But how can you know there is only 4 servers behind a single IP for godaddy ?
ANd what kind of server it is ?
I worked in a hosting company, and they use low-end servers, with a single IP for each different plan.
The most popular plan have hundreds servers behind.
If you make 100 different http request on a website, they are (more or less) randomly made by different servers.
Everything is managed with huge cisco switchs.
This is i think a good choice, because if a sever fail, everything still working for everyone, just sightly slower (but when you use dozen servers, you don’t notice it).
And if more people (websites) coming, we just had to add more servers.
Files are on netapp fileservers.
It’s not mean you get a fast nor slow hosting with this kind of architecture.
It depend on how many server you use for all you clients, and how do they use them on average, because this is real shared hosting, where all servers (at least in the same plan/functions) are equally shared for all domains.
There is redundancy for about everything : servers, hard drives on netapp, switches, peering & transit links, electrical arrival (3 different ones… if one fail because of maintenance or not, you still have power !), batteries if there is really no electric power, and diesel generator in the last choice.
With this kind of architecture, except human error, you don’t have any downtime.
Just a few seconds if a switch or a link fail, the time to automatically change routes (with OSPF).
They even have backup of netapps in a different place.
They had a project to make everything up back in 48h in a different place if something serious happen in the main location.
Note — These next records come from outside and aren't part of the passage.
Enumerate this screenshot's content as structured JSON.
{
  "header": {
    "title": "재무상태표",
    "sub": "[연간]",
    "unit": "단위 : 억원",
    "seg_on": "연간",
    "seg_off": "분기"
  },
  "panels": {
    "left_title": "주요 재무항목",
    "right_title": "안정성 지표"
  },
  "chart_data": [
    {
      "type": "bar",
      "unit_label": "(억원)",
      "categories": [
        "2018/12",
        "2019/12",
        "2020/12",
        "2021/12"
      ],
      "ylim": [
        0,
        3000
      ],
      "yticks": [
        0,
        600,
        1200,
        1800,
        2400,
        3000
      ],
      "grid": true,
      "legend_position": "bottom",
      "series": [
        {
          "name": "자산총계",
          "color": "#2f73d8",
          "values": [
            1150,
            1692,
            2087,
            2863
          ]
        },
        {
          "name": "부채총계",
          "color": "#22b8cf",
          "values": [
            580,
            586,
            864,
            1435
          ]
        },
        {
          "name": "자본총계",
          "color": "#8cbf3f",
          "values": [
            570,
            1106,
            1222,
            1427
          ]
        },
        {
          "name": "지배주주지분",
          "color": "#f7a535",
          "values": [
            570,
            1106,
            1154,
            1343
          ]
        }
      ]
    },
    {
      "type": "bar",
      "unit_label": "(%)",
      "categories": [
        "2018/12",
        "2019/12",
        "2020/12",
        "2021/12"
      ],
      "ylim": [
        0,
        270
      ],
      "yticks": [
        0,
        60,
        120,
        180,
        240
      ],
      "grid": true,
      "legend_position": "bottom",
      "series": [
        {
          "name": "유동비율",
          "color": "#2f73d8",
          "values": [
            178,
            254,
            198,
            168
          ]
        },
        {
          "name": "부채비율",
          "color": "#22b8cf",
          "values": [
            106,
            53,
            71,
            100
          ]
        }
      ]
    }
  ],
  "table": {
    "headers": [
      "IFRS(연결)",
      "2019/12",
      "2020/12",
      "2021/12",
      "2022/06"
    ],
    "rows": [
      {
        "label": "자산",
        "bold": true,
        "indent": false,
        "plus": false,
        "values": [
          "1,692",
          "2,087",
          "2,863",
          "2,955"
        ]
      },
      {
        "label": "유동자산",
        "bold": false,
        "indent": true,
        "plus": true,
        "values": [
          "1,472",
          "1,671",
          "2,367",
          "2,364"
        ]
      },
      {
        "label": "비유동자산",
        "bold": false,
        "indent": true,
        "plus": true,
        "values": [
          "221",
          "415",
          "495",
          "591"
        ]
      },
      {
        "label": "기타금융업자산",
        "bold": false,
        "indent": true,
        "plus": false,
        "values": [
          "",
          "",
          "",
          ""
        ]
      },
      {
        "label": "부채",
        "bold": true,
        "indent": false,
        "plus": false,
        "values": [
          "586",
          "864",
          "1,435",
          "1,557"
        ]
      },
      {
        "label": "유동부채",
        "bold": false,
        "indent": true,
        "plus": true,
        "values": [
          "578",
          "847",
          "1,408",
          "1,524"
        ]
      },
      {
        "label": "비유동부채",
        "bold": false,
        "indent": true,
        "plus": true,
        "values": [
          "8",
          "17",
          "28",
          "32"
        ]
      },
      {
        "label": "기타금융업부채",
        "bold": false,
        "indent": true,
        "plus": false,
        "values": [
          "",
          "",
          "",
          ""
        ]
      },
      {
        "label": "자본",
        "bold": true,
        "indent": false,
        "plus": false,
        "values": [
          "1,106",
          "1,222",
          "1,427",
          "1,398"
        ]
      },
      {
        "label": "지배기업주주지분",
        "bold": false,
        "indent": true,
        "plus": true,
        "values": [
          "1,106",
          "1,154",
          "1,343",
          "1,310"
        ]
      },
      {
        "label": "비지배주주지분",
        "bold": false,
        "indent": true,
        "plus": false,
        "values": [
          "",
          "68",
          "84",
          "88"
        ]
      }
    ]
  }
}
But i’m not sure this emergency plan is off the paper.
But you can really make this only if you host really a lot of websites.
DH could do it, they have the minimal size for.
But it’s a lot of work on the start, and you must change about everything if you didn’t do it when you start hosting.
To go back on dreamhost :
I’m on it because it is ok for most of my needs, and i don’t have critical website that must be up 99.999% of time (that’s less than 9H downtime a year)
But about performance : there is many more factors than the number of websites/IP (and even on server) on average.
Godaddy is maybe slow, but definitely, it’s not because they use an multiple server/IP architecture (if they does).